Niye sadece Arıklı’yı söylüyorsunuz?

Ben görev yerine gitmeyen ve seçim propagandası yapması için görevlendirilen daha devlet görevlileri bilirim.

En alt kademeden en üst kademeye kadar.

Siz de bilirsiniz, niye işinize gelenleri tu kaka yapıp işinize gelmeyenleri görmezden gelirsiniz?

Nedir sizin şu Arıklı ile alıp veremediğiniz?

Niye gökten yağmur yağsa Arıklı’yı yerden yere vurmaya bu kadar heveslisniz?

“Sen bir Motorlu Araçlara tuvalet yapamadın!” diyor sendikacı grev nedeni olarak.

İlgili bağlı dairenin müdürünü eleştirmiyor yani bu konuda veya ona çağrı yapmıyor. Zira Bakan bilecek tuvalet gerekliliğini…

Bakan gidip yapacak daireye tuvaleti.

Tövbe tövbe…

Tam bir yıl önce göreve gelmiş bir bakandan tuvalet de beklersiniz, anayol da beklersiniz, hava alanı da beklersiniz.

21 Şubat 2022 tarihinde yani geçen yıl tam da böyle zaman göreve gelmiş bir bakana hakikaten de fazla yüklenilmiyor mu?

Din İşleri Başkanı’nın gündem olan sözleri ile ilgili yine Bakan Arıklı taşa tutulmadı mı?

Ne alaka derseniz bir bahane bulunuyor işte.

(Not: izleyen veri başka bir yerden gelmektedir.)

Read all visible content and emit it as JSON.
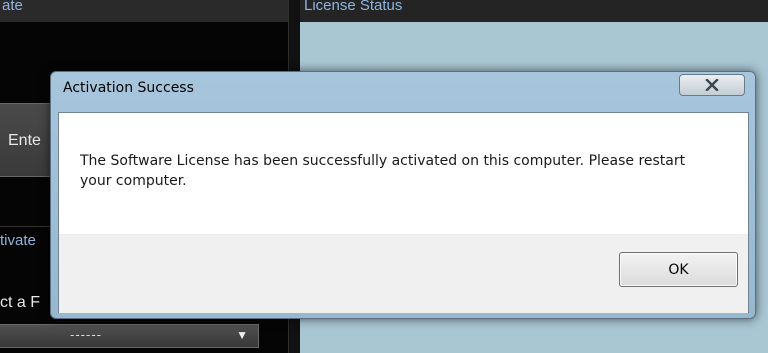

Hükümet adına Meclis’te soruları yanıtlayan Bakan Erhan Arıklı, bahse konu hoca ile ilgili “uydurma hadislerle konuşmuş, doğru bulmuyorum, vicdanı ile baş başa bırakıyorum” dedi.

Daha ne desin? Ne dese de zaten yerden yere vurulacaktı. Çünkü Bakan kendisi de ilahiyat mezunu.

Amaç ve niyet Arıklı’yı da halkın gözünden kötü göstermek, itibarını zedelemek.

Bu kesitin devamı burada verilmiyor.